What's more unsettling than these conversations is the entity that Matthew talks to. His parents notice that Matthew constantly switches between the masculine and the feminine person when he's talking to them about this 'friend', which they name Chocky. Matthew's father, David, is the more sympathetic parent, as compared to his mother who's always on the verge of a breakdown every time the subject of Chocky comes up.
Actually, Matthew's father makes up the whole narrative of the novel. And because of this, we see it first from a skeptic's point of view and then finally to one who's accepting of the fact that Chocky is indeed an extraterrestrial being. We soon learn that Chocky is able to talk to Matthew using channels involving the mind, channels which are unhindered by the physical limits of time and space.
It's easy to suspend one's disbelief when reading Chocky.
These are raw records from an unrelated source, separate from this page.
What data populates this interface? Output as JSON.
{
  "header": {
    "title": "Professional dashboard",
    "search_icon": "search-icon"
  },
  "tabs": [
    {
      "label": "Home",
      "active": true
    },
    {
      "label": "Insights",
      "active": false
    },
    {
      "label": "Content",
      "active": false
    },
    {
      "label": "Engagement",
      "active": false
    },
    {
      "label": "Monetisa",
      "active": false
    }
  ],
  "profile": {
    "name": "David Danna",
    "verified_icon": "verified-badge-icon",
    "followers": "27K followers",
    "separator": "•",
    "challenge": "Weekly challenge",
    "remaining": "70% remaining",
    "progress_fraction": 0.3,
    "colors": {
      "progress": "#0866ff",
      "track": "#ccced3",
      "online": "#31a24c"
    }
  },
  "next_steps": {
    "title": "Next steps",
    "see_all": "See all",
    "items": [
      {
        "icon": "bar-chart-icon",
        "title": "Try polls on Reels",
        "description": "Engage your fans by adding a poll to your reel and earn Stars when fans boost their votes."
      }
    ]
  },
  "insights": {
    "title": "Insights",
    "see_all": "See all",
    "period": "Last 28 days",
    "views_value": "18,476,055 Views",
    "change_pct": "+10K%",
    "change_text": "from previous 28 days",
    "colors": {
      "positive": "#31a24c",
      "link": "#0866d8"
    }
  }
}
Its subtle feel to it makes it more believable than most novels in this genre. When Chocky explains to Matthew's father that mind communication is efficient because it doesn't factor in the speed of light, you just keep on reading, somehow taking this bit as fact. Who knows, maybe this form of communication is the way to go after all.
Wyndham avoids technical SF jargon in Chocky. This is given a reason though. Apparently, Matthew's 11-year-old brain isn't mature enough to understand all the techno mumbo jumbo that Chocky is willing to impart. Even the binary number system is reduced to the letters Y and N when Matthew explains it to his parents.
Chocky is perfect for readers who are not too keen on reading the SF genre. And even though it was written more than 50 years ago, people will still feel uneasy with its premise. Let's face it, the idea of aliens suddenly talking to you is highly disturbing, no?
Read this book if:
- You love all the novels of John Wyndham.
- You're not really a fan of SF but willing to try out the genre.
- You had an imaginary friend when you were a kid.